Throughout the next several years, Ray says, "We're going to reverse-engineer our own intelligence and understand in detail how it works. We're going to re-create it then in our technology. We will, in the process of doing that, greatly amplify it and merge with it. We will basically re-create who we are-both our bodies and our brains-through nanotechnology, artificial intelligence, and vastly expand human intelligence."
Although Ray is optimistic, he does acknowledge that there is a lot of dangerous possible outcomes of exponentially growing technology but the fact humans have had the ability to nuke ourselves off the planet for more than fifty years and haven't yet is a good sign that we're not as foolish as we seem.
On the question of what he thinks happens to consciousness after death, he asks if he is even the same consciousness that Ray Kurzweil was a year ago. Sure he looks the same but nearly every cell in the human body is replaced every several months and even though brain cells live much longer they have their molecules swapped in and out meaning everyone is a completely different person every few months. The only thing that really stays the same is the pattern and a pattern is information. And information cannot be destroyed. In a few years it will be possible to upload that pattern to the internet which will extend our lives to lengths that we cannot yet imagine.
Dr. Hans Moravec is a professor at Carnegie Mellon where he directs the world's largest robotics research program. In his section he discusses robot consciousness and the nature of subjective experience. He has written two fantastic books called Mind Children: The Future of Robot and Human Intelligence and Robot: Mere Machine to Transcendent Mind. I have currently only read Robot but would recommend it to anyone who's willing to finish it. It may start slow but it is necessary to build a foundation in the history of robotics in order to truly understand the incredible heights that technological progress will reach within just a few decades.
Some of the other interviews that stood out to me were Rupert Sheldrake, a biologist who has studied psychic (psi) phenomena and collected an astonishing amount of scientific evidence in support of it, Dean Radin, a psychologist and engineer who has studied psi phenomena at Princeton.

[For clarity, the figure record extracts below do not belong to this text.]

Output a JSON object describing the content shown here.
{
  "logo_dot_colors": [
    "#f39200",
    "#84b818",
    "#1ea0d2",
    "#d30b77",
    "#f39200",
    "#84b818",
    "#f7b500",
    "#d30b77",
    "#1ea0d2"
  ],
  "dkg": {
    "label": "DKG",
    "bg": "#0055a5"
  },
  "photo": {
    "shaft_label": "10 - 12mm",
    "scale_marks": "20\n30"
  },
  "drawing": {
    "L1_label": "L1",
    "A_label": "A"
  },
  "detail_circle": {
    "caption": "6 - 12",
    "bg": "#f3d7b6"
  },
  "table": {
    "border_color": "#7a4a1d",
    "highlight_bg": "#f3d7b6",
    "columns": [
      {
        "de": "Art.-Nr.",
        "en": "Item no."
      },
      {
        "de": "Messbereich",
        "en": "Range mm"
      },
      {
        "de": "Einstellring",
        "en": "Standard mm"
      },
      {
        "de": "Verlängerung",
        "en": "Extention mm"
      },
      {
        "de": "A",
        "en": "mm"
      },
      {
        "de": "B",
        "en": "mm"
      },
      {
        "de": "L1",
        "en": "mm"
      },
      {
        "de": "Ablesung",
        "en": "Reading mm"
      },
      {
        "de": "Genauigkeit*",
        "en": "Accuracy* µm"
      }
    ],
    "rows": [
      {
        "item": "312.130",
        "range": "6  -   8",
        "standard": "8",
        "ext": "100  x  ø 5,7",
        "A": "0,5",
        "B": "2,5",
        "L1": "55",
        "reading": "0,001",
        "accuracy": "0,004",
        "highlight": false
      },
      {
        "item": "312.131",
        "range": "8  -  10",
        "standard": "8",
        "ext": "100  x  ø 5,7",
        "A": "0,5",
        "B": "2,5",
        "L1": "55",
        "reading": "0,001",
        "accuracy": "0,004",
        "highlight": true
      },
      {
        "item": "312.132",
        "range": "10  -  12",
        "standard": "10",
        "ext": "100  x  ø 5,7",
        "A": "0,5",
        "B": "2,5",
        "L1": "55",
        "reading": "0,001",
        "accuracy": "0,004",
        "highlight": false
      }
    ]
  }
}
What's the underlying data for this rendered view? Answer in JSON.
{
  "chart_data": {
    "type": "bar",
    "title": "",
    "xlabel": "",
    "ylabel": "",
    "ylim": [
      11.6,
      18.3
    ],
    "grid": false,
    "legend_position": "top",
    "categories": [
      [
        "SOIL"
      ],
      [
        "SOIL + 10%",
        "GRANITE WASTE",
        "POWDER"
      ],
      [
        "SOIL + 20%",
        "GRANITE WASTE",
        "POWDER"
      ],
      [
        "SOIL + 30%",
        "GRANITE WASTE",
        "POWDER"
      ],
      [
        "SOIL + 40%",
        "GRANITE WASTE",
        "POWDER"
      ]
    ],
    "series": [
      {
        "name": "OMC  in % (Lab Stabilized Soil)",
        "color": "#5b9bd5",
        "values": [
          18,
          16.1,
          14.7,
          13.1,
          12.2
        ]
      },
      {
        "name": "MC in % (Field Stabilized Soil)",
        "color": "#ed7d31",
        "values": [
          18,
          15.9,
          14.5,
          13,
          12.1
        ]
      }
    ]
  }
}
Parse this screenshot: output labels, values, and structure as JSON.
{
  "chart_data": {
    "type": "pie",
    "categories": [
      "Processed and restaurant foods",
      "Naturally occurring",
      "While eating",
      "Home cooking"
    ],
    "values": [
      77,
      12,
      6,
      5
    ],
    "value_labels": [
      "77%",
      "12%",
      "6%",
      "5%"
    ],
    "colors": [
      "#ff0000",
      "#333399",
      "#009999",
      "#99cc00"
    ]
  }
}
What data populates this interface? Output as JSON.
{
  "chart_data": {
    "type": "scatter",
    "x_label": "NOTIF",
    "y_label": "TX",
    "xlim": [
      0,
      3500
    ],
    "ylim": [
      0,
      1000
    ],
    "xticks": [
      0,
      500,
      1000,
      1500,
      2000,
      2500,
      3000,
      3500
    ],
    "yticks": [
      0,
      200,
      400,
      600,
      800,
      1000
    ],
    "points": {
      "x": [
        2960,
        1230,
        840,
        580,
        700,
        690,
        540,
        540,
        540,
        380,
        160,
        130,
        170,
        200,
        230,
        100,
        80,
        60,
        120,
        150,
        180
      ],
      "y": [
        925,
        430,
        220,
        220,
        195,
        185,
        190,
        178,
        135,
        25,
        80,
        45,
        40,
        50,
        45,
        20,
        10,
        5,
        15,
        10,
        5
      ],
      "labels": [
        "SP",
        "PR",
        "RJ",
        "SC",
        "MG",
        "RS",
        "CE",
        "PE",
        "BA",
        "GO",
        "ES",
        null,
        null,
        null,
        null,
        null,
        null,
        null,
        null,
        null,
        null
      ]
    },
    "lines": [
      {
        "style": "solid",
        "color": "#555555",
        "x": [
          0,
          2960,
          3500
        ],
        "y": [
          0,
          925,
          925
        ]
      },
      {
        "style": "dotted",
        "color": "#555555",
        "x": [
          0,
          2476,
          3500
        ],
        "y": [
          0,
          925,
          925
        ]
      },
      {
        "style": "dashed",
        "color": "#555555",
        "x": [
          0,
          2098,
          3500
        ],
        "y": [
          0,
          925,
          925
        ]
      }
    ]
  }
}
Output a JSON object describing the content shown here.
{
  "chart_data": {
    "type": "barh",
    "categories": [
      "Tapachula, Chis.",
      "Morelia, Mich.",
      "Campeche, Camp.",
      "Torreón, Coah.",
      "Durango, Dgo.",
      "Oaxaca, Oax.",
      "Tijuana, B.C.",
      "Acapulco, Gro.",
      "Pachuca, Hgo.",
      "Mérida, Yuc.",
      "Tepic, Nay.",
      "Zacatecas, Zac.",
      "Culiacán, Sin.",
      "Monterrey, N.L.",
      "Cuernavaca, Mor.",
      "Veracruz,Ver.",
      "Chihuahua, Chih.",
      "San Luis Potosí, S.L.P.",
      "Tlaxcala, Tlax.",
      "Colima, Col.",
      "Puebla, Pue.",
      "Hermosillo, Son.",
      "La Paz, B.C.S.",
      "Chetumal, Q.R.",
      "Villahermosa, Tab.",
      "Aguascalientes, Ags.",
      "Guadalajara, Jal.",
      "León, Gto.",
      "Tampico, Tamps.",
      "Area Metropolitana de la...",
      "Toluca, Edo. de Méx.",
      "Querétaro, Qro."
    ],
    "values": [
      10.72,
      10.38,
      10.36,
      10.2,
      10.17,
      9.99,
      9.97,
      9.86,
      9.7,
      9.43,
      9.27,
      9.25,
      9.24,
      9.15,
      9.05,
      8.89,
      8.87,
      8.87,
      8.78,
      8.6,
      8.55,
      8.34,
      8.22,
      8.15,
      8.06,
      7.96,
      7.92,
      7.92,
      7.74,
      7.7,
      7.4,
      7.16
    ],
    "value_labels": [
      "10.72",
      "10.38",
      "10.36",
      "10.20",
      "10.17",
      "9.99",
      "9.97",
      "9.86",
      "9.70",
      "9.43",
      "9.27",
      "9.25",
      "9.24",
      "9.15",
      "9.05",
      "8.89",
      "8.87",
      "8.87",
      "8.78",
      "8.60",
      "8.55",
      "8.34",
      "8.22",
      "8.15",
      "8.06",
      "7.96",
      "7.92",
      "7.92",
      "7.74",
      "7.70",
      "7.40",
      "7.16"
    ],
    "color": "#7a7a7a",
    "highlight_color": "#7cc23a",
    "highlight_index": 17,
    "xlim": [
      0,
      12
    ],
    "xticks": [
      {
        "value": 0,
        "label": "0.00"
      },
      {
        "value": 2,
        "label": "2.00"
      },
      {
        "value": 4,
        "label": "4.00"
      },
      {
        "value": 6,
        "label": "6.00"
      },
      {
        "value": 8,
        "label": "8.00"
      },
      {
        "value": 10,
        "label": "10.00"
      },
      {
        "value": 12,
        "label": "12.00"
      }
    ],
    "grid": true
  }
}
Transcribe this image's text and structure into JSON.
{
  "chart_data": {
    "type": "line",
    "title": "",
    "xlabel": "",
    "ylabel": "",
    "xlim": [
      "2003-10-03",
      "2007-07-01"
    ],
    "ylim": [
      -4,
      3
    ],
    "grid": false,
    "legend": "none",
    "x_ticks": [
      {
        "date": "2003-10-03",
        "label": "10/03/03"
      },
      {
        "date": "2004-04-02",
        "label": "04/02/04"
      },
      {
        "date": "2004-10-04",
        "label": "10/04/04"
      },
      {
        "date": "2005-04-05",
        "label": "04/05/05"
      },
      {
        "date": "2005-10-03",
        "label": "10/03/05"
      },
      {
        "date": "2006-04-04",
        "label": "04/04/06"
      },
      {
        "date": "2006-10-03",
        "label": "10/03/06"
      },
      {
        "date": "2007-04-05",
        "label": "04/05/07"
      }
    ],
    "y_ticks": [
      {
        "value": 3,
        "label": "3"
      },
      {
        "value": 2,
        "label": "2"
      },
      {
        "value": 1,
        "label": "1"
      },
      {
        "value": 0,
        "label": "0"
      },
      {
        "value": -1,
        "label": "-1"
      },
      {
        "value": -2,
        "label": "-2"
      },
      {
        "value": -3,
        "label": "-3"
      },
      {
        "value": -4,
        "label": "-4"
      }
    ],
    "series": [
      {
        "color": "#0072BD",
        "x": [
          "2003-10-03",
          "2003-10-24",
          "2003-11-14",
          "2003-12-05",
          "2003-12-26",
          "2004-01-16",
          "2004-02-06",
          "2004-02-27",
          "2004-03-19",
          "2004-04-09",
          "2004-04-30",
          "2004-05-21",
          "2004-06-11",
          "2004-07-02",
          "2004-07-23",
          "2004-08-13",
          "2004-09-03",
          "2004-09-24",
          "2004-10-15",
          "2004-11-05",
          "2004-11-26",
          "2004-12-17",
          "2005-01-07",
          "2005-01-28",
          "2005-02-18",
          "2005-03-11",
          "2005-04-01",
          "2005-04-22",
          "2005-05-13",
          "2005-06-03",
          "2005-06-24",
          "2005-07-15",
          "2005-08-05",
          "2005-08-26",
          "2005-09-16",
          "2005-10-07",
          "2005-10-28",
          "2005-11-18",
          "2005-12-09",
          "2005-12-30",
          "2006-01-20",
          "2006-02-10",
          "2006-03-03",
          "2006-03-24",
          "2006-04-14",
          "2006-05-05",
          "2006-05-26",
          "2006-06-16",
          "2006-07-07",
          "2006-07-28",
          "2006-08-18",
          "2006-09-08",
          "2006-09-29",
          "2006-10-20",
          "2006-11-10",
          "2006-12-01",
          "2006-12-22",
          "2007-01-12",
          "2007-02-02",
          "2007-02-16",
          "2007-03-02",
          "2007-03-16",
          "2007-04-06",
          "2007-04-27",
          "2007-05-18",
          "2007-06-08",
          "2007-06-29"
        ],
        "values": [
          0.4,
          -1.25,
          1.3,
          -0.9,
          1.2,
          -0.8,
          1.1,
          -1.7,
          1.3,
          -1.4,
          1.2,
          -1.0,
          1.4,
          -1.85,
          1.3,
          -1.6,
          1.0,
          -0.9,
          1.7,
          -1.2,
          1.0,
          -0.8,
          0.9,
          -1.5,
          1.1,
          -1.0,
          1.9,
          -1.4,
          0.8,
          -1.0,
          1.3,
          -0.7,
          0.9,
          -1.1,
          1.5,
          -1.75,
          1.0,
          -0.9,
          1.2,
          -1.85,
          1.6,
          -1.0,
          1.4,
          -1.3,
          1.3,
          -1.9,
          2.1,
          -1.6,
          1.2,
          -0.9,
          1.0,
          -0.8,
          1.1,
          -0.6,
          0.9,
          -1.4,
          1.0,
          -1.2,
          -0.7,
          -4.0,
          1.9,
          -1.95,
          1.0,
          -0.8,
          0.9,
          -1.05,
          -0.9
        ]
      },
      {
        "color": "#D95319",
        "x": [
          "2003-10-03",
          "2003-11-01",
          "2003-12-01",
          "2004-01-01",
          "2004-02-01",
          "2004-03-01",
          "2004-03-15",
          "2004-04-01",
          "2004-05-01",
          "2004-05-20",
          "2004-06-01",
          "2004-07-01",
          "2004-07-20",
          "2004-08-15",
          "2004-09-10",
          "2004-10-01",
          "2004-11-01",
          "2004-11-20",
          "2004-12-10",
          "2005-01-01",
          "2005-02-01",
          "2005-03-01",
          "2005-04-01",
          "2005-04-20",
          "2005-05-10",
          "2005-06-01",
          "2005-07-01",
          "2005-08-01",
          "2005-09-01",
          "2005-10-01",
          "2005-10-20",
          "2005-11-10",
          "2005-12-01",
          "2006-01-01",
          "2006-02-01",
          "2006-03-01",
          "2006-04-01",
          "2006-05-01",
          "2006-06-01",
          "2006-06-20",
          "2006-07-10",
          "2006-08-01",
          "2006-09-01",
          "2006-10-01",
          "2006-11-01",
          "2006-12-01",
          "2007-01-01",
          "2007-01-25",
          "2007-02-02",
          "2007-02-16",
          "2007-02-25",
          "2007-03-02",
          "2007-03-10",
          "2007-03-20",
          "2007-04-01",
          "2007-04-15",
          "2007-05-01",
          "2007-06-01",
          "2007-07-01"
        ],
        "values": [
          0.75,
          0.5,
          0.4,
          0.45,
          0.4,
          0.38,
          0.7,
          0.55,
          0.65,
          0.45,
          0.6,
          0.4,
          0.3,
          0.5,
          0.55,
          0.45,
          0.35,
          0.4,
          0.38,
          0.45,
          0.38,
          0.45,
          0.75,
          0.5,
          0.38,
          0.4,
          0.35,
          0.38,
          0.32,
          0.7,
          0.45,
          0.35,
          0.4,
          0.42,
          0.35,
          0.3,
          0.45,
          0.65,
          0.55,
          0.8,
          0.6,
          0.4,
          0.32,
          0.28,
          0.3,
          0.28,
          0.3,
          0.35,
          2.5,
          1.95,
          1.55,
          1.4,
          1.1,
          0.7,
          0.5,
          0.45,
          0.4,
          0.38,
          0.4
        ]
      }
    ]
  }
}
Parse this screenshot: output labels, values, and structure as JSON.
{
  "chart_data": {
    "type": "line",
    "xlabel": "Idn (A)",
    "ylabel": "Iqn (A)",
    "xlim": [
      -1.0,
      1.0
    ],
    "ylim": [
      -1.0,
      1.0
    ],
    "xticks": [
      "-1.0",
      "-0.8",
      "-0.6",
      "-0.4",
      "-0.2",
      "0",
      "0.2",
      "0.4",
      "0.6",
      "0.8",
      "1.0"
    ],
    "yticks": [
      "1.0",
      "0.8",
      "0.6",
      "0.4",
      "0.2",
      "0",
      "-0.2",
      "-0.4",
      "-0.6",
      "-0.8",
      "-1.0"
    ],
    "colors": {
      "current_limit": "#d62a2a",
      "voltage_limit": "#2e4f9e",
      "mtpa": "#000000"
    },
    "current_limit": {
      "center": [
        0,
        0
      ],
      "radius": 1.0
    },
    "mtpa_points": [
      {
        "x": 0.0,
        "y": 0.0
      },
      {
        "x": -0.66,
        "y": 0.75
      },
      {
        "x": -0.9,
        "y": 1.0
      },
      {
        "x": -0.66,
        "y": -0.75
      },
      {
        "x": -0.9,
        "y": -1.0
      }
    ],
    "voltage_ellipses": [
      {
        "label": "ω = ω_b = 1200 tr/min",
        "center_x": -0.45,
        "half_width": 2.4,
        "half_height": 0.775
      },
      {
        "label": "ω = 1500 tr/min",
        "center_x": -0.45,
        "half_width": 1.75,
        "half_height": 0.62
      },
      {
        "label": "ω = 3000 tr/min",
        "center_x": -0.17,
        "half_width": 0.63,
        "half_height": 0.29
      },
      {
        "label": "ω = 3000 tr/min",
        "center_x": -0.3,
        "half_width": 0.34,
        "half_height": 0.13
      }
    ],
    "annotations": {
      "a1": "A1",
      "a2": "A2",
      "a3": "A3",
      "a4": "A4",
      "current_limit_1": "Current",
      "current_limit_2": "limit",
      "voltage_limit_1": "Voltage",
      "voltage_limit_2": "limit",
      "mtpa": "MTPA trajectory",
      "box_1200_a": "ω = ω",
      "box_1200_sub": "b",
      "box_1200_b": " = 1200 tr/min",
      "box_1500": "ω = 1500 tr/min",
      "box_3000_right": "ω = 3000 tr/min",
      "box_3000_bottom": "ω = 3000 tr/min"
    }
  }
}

Another one that stood out was with Robert Anton Wilson, a philosopher and author of over thirty-five books dealing with themes such as quantum mechanics, the future evolution of the human species, weird unexplained phenomena,synchronicity, altered states of consciousness and the nature of belief systems. He earned his doctorate of psychology from Paideia University and some of his popular nonfiction includes Cosmic Trigger, Prometheus Rising and Quantum Psychology.
The late comedian George Carlin gives a fantastic interview with some witty and insightful points about society as well as the interviews with spiritual teacher Ram Dass, founder of the most highly praised medical marijuana collective in California, Valerie Corral, magician Jeff McBride and the visionary artist Alex Grey.
Overall this is a fascinating collection of interviews with amazing people that will hopefully be seen as a guidebook for those trying to ask the right questions and do genuinely interesting research into some of the greatest mysteries of our world in the twenty-first century. All of the uncut interviews can be found on David Jay Brown's website Mavericks of the Mind.